Commissioner v. Duberstein
363 U.S. 278 (1960)

  • Duberstein ran the Duberstein Iron & Metal Company. He often gave business tips to a guy named Berman who ran a similar company. Berman made money from the tips, and was so grateful he gave Duberstein a brand new car as a present.
    • Berman's company deducted the cost of the car as a business expense, but Duberstein did not include the value of the car in his gross income.
  • The IRS claimed that Duberstein was required to include the value of the car as gross income. Duberstein objected.
      • Duberstein considered the car to be a gift (see 26 U.S.C. 102(a)).
  • The Tax Court found for the IRS. Duberstein appealed.
  • The Appellate Court reversed. The IRS appealed.
    • The IRS argued that the car was obviously intended by Berman to be payment for the business advice Duberstein gave him.
    • Duberstein argued that Berman was under no legal obligation to provide the car, therefore it must be a gift.
  • In a separate case, Stanton was working for the Trinity Church. He resigned, and in appreciation for his years of years of service (or maybe just to get rid of him and keep him quiet), the Church gave Stanton $20k.
  • The IRS claimed that Stanton needed to include the $20k in his gross income. Stanton objected.
    • Stanton considered the $20k to be a gift.
  • The Trial Court found for Stanton. The IRS appealed.
    • The IRS argued that the $20k was payment for Stanton's services.
    • Stanton argued that the Church was under no legal obligation to provide the $20k, therefore it must be a gift.
  • The Appellate Court reversed. Stanton appealed.
  • The US Supreme Court combined both cases.
  • The US Supreme Court found against Duberstein, but remanded as to Stanton.
    • The US Supreme Court found that Duberstein's car was not a gift because it was given to him either as compensation for the customer references he gave to Berman or to encourage Duberstein to give more references in the future.

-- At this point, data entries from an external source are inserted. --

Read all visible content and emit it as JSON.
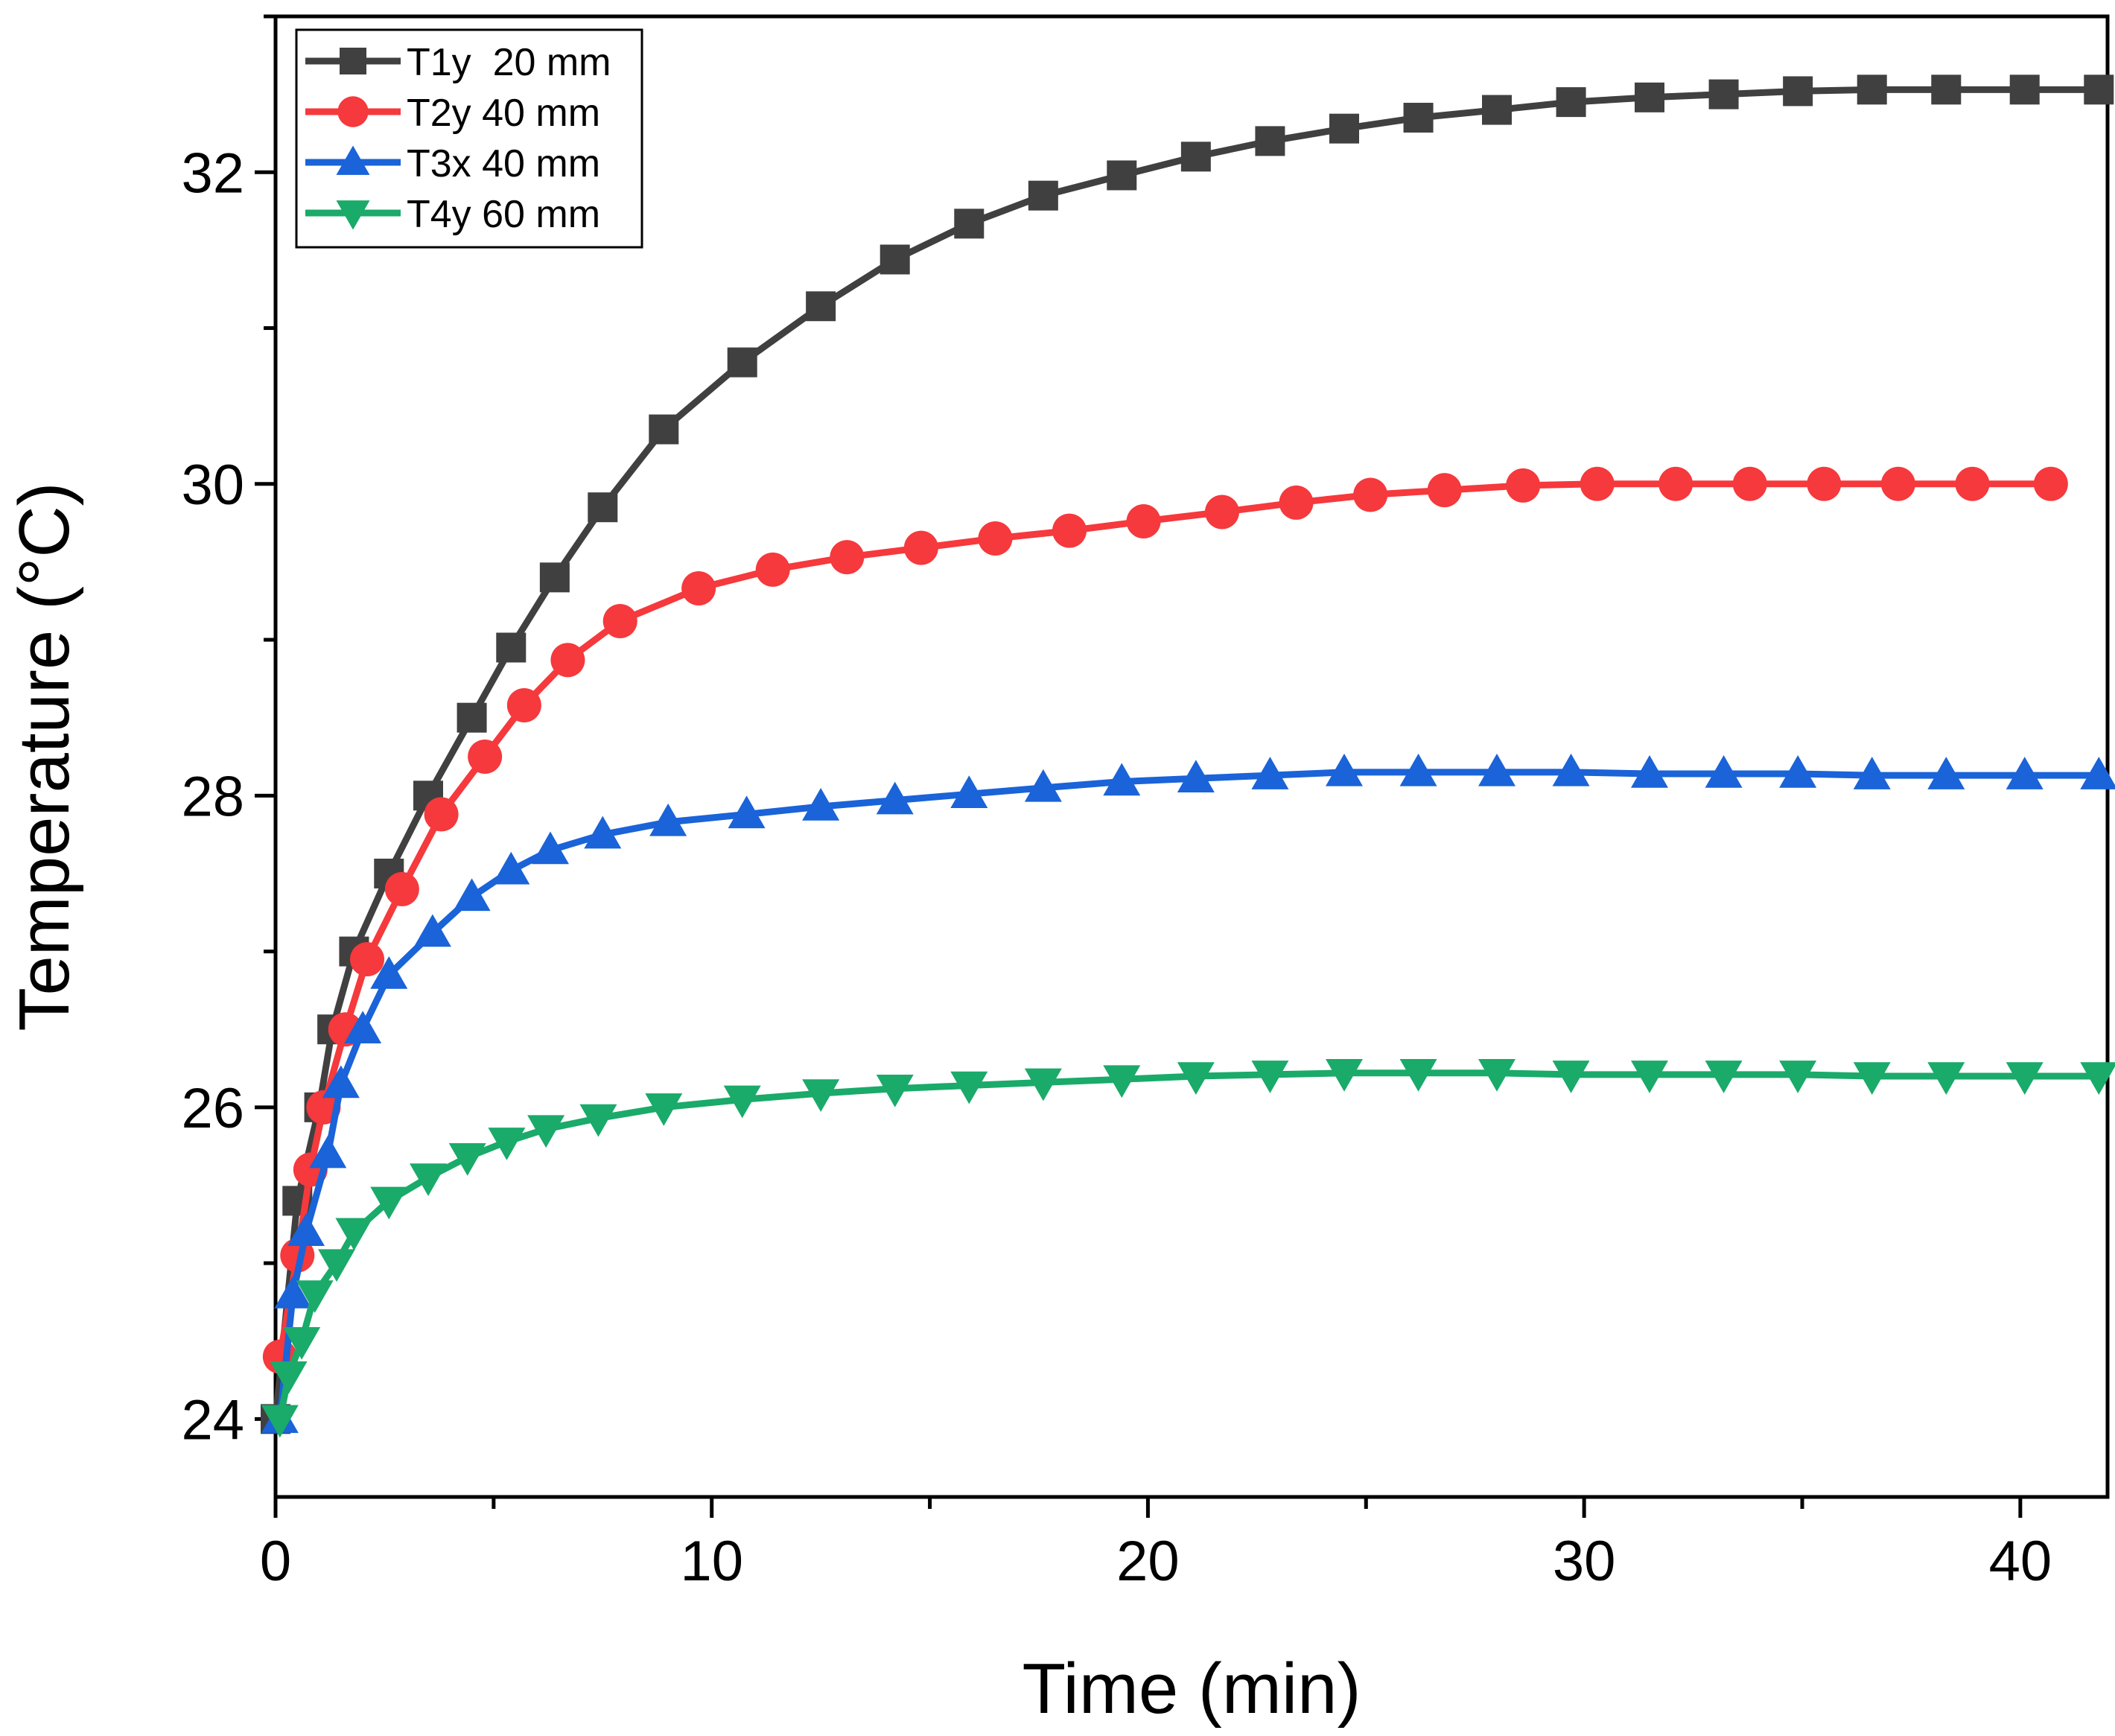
{
  "chart_data": {
    "type": "line",
    "title": "",
    "xlabel": "Time (min)",
    "ylabel": "Temperature (°C)",
    "xlim": [
      0,
      42
    ],
    "ylim": [
      23.5,
      33
    ],
    "xticks": [
      0,
      10,
      20,
      30,
      40
    ],
    "xtick_labels": [
      "0",
      "10",
      "20",
      "30",
      "40"
    ],
    "yticks": [
      24,
      26,
      28,
      30,
      32
    ],
    "ytick_labels": [
      "24",
      "26",
      "28",
      "30",
      "32"
    ],
    "legend_position": "top-left",
    "series": [
      {
        "name": "T1y  20 mm",
        "color": "#404040",
        "marker": "square",
        "x": [
          0,
          0.5,
          1.0,
          1.3,
          1.8,
          2.6,
          3.5,
          4.5,
          5.4,
          6.4,
          7.5,
          8.9,
          10.7,
          12.5,
          14.2,
          15.9,
          17.6,
          19.4,
          21.1,
          22.8,
          24.5,
          26.2,
          28.0,
          29.7,
          31.5,
          33.2,
          34.9,
          36.6,
          38.3,
          40.1,
          41.8
        ],
        "y": [
          24.0,
          25.4,
          26.0,
          26.5,
          27.0,
          27.5,
          28.0,
          28.5,
          28.95,
          29.4,
          29.85,
          30.35,
          30.78,
          31.14,
          31.44,
          31.67,
          31.85,
          31.98,
          32.1,
          32.2,
          32.28,
          32.35,
          32.4,
          32.45,
          32.48,
          32.5,
          32.52,
          32.53,
          32.53,
          32.53,
          32.53
        ]
      },
      {
        "name": "T2y 40 mm",
        "color": "#f5393c",
        "marker": "circle",
        "x": [
          0.1,
          0.5,
          0.8,
          1.1,
          1.6,
          2.1,
          2.9,
          3.8,
          4.8,
          5.7,
          6.7,
          7.9,
          9.7,
          11.4,
          13.1,
          14.8,
          16.5,
          18.2,
          19.9,
          21.7,
          23.4,
          25.1,
          26.8,
          28.6,
          30.3,
          32.1,
          33.8,
          35.5,
          37.2,
          38.9,
          40.7
        ],
        "y": [
          24.4,
          25.05,
          25.6,
          26.0,
          26.5,
          26.95,
          27.4,
          27.88,
          28.25,
          28.58,
          28.87,
          29.12,
          29.33,
          29.45,
          29.53,
          29.59,
          29.65,
          29.7,
          29.76,
          29.82,
          29.88,
          29.93,
          29.96,
          29.99,
          30.0,
          30.0,
          30.0,
          30.0,
          30.0,
          30.0,
          30.0
        ]
      },
      {
        "name": "T3x 40 mm",
        "color": "#1a63d8",
        "marker": "triangle-up",
        "x": [
          0.1,
          0.4,
          0.7,
          1.2,
          1.5,
          2.0,
          2.6,
          3.6,
          4.5,
          5.4,
          6.3,
          7.5,
          9.0,
          10.8,
          12.5,
          14.2,
          15.9,
          17.6,
          19.4,
          21.1,
          22.8,
          24.5,
          26.2,
          28.0,
          29.7,
          31.5,
          33.2,
          34.9,
          36.6,
          38.3,
          40.1,
          41.8
        ],
        "y": [
          24.0,
          24.8,
          25.2,
          25.7,
          26.15,
          26.5,
          26.85,
          27.12,
          27.35,
          27.52,
          27.65,
          27.75,
          27.83,
          27.88,
          27.93,
          27.97,
          28.01,
          28.05,
          28.09,
          28.11,
          28.13,
          28.15,
          28.15,
          28.15,
          28.15,
          28.14,
          28.14,
          28.14,
          28.13,
          28.13,
          28.13,
          28.13
        ]
      },
      {
        "name": "T4y 60 mm",
        "color": "#1aaa6a",
        "marker": "triangle-down",
        "x": [
          0.1,
          0.3,
          0.6,
          0.9,
          1.4,
          1.8,
          2.6,
          3.5,
          4.4,
          5.3,
          6.2,
          7.4,
          8.9,
          10.7,
          12.5,
          14.2,
          15.9,
          17.6,
          19.4,
          21.1,
          22.8,
          24.5,
          26.2,
          28.0,
          29.7,
          31.5,
          33.2,
          34.9,
          36.6,
          38.3,
          40.1,
          41.8
        ],
        "y": [
          24.0,
          24.28,
          24.5,
          24.8,
          25.0,
          25.2,
          25.4,
          25.55,
          25.68,
          25.78,
          25.86,
          25.93,
          26.0,
          26.05,
          26.09,
          26.12,
          26.14,
          26.16,
          26.18,
          26.2,
          26.21,
          26.22,
          26.22,
          26.22,
          26.21,
          26.21,
          26.21,
          26.21,
          26.2,
          26.2,
          26.2,
          26.2
        ]
      }
    ]
  }
}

    • The Court remanded on Stanton to ask the question whether the $20k was really a gift, or was a payout in order to encourage Stanton to resign. If it was, then it is compensation, not a gift.

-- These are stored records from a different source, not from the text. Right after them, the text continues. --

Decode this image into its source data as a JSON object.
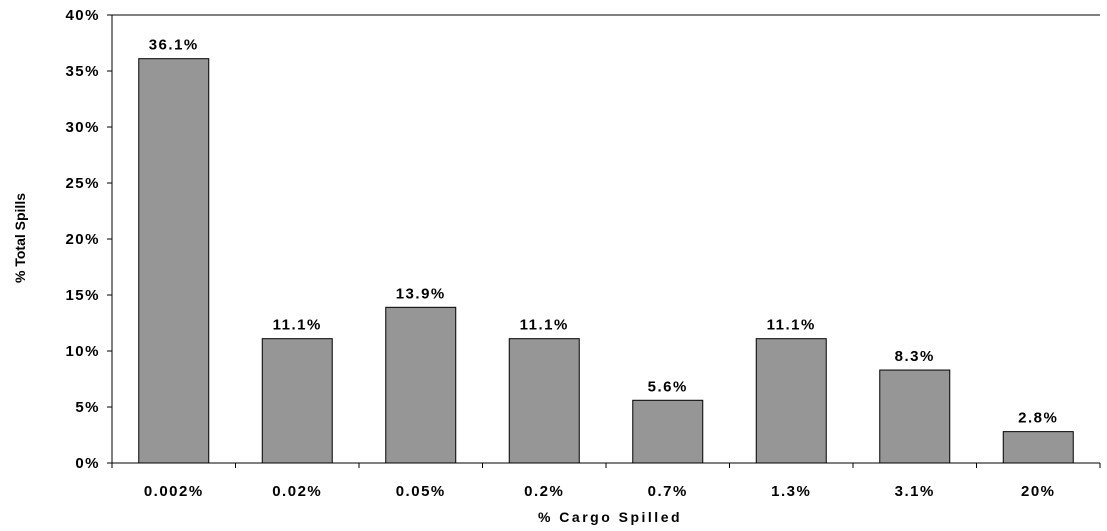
{
  "chart_data": {
    "type": "bar",
    "title": "",
    "xlabel": "% Cargo Spilled",
    "ylabel": "% Total Spills",
    "categories": [
      "0.002%",
      "0.02%",
      "0.05%",
      "0.2%",
      "0.7%",
      "1.3%",
      "3.1%",
      "20%"
    ],
    "values": [
      36.1,
      11.1,
      13.9,
      11.1,
      5.6,
      11.1,
      8.3,
      2.8
    ],
    "data_labels": [
      "36.1%",
      "11.1%",
      "13.9%",
      "11.1%",
      "5.6%",
      "11.1%",
      "8.3%",
      "2.8%"
    ],
    "ylim": [
      0,
      40
    ],
    "yticks": [
      0,
      5,
      10,
      15,
      20,
      25,
      30,
      35,
      40
    ],
    "ytick_labels": [
      "0%",
      "5%",
      "10%",
      "15%",
      "20%",
      "25%",
      "30%",
      "35%",
      "40%"
    ],
    "grid": false,
    "legend": "none",
    "colors": {
      "bar_fill": "#969696",
      "bar_stroke": "#000000",
      "axis": "#000000"
    }
  }
}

  • The basic rule illustrated in this case is that in order to be considered a gift, the item must be given with no expectation of getting something in return, or in response to receiving something of value.
    • Gifts are the result of "detached and disinterested generosity", while payments are given as an "involved and intensely interested" act.
    • In other words, it is the intention of the transferor that is controlling as to whether a transfer is a gift.
      • That's a question of fact for a jury to decide.
    • The court rejected IRS's suggestion to establish the presumption that if there is an economic relationship between the person who gives the gift and the recipient, then the transfer of property is attributable to the economic relationship, even though there is a personal relationship as well.